B.Nye Real-Time Data Pipeline
Autonomous ETL + Fuzzy Entity Resolution
Real-time data from external APIs arrives with inconsistent entity names, unpredictable update frequencies, and no guaranteed schema. I built an autonomous pipeline that resolves entities via 3-pass fuzzy matching, syncs every 5 minutes via GitHub Actions, and ran for 6 weeks with zero manual intervention — 912 autonomous commits, 95% test coverage.
912
Auto Commits
5 min
Sync Interval
80+
Entity Pool
95%
Test Coverage
Problem
Real-time data from external APIs arrived with inconsistent entity names, unpredictable update frequencies, and no guaranteed schema. The system needed to resolve entities across sources, track state changes, and serve a live dashboard — autonomously, for 6 weeks, with zero manual intervention.
Solution
I built an automated sync pipeline that polls every 5 minutes via GitHub Actions, resolves entity names using 3-pass fuzzy matching (exact name → last name + team → normalized variants), tracks elimination state, and generates dashboard-ready JSON. 912 autonomous commits over 6 weeks. Zero manual fixes required.
Architecture
NCAA API (box scores)
│
▼
┌──────────────┐ ┌──────────────┐
│ Fuzzy Entity │───▶│ Score Engine │
│ Resolver │ │ (live/final) │
└──────────────┘ └──────┬───────┘
│
┌──────▼───────┐
│ Feed Builder │
│ (JSON gen) │
└──────┬───────┘
│
┌────────────┼────────────┐
▼ ▼ ▼
leaderboard games.json meta.json
.json │
│ │
▼ ▼
┌─────────────────────┐
│ Live Dashboard │
│ (score animations) │
└─────────────────────┘
▲
│
GitHub Actions (5-min cron)
912 autonomous commitsSystem Components
NCAA API Client
Fetches game results and box scores per round
Fuzzy Entity Resolver
3-pass name matching: exact → last name + team → normalized (strips Jr/Sr/III)
Score Engine
Merges round scores, tracks live vs. final, handles elimination detection
Feed Builder
Generates leaderboard.json, games.json, meta.json from raw scores
GitHub Actions CI/CD
5-minute cron sync — 912 autonomous commits over tournament duration
Live Dashboard
Vanilla JS SPA with score flash animations, expandable detail panels, projected finish
Key Engineering
Fuzzy Entity Resolution
NCAA box scores use inconsistent player name formats. A 3-pass matching algorithm resolves entities across sources without manual mapping.

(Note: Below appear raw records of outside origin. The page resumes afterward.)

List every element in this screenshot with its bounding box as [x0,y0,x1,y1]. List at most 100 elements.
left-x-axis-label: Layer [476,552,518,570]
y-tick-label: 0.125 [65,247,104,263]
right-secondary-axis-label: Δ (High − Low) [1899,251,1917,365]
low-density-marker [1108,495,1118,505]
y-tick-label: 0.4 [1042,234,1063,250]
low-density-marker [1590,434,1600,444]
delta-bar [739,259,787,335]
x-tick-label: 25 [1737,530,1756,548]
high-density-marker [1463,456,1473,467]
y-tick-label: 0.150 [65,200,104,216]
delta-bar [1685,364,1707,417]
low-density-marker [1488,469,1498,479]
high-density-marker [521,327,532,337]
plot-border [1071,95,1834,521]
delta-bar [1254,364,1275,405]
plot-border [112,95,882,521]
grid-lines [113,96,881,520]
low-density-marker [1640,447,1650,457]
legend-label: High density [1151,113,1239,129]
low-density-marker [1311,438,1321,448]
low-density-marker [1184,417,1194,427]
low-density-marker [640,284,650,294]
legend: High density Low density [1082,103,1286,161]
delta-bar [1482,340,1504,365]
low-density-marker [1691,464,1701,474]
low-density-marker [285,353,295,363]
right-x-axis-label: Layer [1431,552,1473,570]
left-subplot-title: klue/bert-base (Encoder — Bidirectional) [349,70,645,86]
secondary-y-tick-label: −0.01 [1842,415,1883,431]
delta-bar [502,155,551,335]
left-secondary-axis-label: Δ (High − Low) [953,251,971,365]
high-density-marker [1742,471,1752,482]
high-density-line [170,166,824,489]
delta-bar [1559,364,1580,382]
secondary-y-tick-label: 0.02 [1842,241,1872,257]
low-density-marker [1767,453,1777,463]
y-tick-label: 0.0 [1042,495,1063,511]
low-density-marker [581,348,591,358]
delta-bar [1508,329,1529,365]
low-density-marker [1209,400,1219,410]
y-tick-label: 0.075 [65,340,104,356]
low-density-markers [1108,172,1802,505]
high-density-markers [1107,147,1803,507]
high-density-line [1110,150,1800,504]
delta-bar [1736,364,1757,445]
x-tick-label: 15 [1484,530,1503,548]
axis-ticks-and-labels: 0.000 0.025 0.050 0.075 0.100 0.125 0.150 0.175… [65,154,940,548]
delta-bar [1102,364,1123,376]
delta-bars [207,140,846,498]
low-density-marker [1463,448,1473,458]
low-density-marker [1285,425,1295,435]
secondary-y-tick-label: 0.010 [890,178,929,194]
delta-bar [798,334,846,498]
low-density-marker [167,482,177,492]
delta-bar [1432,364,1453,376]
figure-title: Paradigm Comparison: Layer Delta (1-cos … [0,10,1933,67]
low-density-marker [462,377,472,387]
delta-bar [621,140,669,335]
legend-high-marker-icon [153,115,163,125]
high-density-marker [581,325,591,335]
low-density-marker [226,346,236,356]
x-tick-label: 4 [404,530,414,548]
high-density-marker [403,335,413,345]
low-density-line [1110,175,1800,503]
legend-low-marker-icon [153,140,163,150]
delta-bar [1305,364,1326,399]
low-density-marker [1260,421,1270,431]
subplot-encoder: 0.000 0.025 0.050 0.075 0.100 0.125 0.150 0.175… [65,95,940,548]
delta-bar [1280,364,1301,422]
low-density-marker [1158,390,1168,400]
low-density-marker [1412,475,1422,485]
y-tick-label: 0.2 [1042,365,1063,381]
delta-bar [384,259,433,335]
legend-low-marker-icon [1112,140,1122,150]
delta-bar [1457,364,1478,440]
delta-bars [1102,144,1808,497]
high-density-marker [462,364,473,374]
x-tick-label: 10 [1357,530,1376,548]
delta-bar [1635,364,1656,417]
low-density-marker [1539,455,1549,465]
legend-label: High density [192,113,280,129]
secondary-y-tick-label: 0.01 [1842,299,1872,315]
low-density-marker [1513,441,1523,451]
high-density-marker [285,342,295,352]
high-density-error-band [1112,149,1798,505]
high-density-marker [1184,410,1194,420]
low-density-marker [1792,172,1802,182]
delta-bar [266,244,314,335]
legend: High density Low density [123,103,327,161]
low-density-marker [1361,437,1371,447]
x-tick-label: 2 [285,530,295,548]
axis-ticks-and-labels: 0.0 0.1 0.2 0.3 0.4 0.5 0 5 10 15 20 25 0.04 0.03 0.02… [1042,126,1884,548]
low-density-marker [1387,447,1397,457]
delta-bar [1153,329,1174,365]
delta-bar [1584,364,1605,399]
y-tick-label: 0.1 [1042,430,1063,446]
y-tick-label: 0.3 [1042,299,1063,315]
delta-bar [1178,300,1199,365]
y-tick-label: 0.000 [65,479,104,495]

def match_player(box_name: str, drafted: list[Player]) -> Player | None:
# Pass 1: Exact full name
for p in drafted:
if normalize(p.name) == normalize(box_name):
return p
# Pass 2: Last name + team
box_last = strip_suffix(box_name.split()[-1]) # Jr, Sr, II, III
for p in drafted:
p_last = strip_suffix(p.name.split()[-1])
if box_last == p_last and teams_match(box_team, p.team):
return p
# Pass 3: Normalized team variants
# "Miami (FL)" == "Miami FL" == "Miami"
return fuzzy_team_match(box_name, box_team, drafted)Autonomous CI/CD Pipeline
GitHub Actions runs every 5 minutes during tournament windows. 912 commits generated autonomously — zero manual intervention from first tip to championship.
Live Score Animations
Dashboard detects score changes between fetches and triggers CSS animations — pink highlight flash on update, float-up delta badges (+X points), and projected finish recalculation.
Elimination Tracking
When a team loses, all drafted players from that team are marked eliminated. The pipeline detects this from game results and updates the leaderboard in real-time.